More recent research has shown that younger men are more likely to include gay peers in friendship groups. A new theory of masculinity, called "Inclusive masculinity theory", has emerged to capture a societal decline in homophobia in western cultures and a theorized more inclusive version of masculinity.

For transgender men, the experience of male bonding is shaped by their intersectional identities as both transgender individuals and men. As they navigate gender transition and male socialization, they may face challenges in forming male bonds. Transgender men may encounter exclusion from men in male-dominated spaces such as locker rooms or sports teams.

== Male bonding in contemporary Western media ==
Male bonding has been a common theme in Western media for many decades, often depicted in ways that reinforce traditional notions of masculinity and friendship. Shows such as Dave and Ted Lasso have presented male friendships that are characterized by emotional support, vulnerability, and deeper connections beyond shared activities.

=== "Bromance" ===
The term "bromance" has emerged in recent years to describe a close, non-romantic friendship between men that involves a heightened level of emotional intimacy and affection. The bromance has gained prominence in Western media, particularly in films and television. Unlike traditional representations of male friendships, which often emphasize masculine stereotypes, the bromance focuses on the positive emotional aspects of male bonding.

Though initially thought of as media trope, the bromance has become a more positive and inclusive representation of male relationships that allows men to express care for each other, both verbally and physically, in ways that defy traditional masculine norms, such as hugging, openly expressing affection, or discussing emotions.

=== "Locker room talk" ===
"Locker room talk" is informal, often crude conversations that men engage in, typically in private settings such as locker rooms, bars, or among male peers. This style of conversation is often characterized by humor, bravado, and an emphasis on male sexuality, dominance, and sometimes, objectification of women. Locker room talk has become a cultural trope associated with toxic masculinity that reflects broader societal critiques of masculinity and male bonding.

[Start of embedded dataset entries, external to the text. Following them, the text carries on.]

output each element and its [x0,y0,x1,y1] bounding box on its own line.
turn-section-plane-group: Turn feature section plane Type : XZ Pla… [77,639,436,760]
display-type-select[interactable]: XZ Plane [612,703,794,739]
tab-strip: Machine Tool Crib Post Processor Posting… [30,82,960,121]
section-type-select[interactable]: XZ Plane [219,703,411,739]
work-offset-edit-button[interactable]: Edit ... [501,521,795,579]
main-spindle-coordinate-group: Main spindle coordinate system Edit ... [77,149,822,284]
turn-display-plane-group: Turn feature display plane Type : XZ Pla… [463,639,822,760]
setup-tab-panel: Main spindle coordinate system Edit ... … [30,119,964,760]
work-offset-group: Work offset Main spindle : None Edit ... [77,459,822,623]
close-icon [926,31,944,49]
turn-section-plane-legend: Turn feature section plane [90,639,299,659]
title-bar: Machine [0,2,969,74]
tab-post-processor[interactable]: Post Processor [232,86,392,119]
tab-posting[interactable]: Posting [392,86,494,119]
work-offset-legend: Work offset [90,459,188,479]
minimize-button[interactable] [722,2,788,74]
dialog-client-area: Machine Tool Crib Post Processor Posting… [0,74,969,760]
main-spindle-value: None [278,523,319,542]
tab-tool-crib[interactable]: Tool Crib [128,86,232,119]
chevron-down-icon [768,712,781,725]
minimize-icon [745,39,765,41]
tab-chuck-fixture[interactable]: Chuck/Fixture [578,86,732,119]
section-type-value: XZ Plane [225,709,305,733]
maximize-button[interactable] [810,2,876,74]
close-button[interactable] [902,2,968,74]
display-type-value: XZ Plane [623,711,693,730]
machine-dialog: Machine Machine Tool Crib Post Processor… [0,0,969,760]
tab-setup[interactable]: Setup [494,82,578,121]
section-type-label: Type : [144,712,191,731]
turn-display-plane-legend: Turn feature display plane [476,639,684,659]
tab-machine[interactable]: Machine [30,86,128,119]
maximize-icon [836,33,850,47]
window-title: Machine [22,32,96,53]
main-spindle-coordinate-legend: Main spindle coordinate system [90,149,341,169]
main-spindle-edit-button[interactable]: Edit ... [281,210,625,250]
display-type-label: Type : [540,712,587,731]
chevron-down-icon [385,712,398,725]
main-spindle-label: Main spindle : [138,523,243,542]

These conversations have gained more scrutiny and attention in both popular culture and the media in recent years following the 2016 U.S. presidential election, when a recording of Donald Trump casually bragging about sexually assaulting women to a television personality was leaked to the public. Following the tape being leaked, Trump attempted to dismiss public concern by stating the remarks were "locker room talk". The incident sparked widespread discussions about the impact of such talk on societal attitudes toward women and the role it plays in reinforcing a culture of toxic masculinity.

=== Recession in male friendship ===
The "male friendship crisis" refers to a growing concern that men, particularly in Western societies, are increasingly isolated from close, emotionally intimate friendships. The American male friendship recession has been reported on by news outlets including The New York Times, PBS, Psychology Today, and Vox.

Surveys have shown that men are experiencing a decline in the number of meaningful friendships they maintain, with the number of men reporting having at least 6 close friends halving in 2021 compared to 1990. Many men have reported feeling lonely or disconnected from others. This phenomenon is often attributed to cultural norms that encourage men to hide vulnerability and is thought to have been accelerated by societal shifts in the wake of the COVID-19 pandemic such as social isolating during the pandemic and resulting increases in remote work arrangements.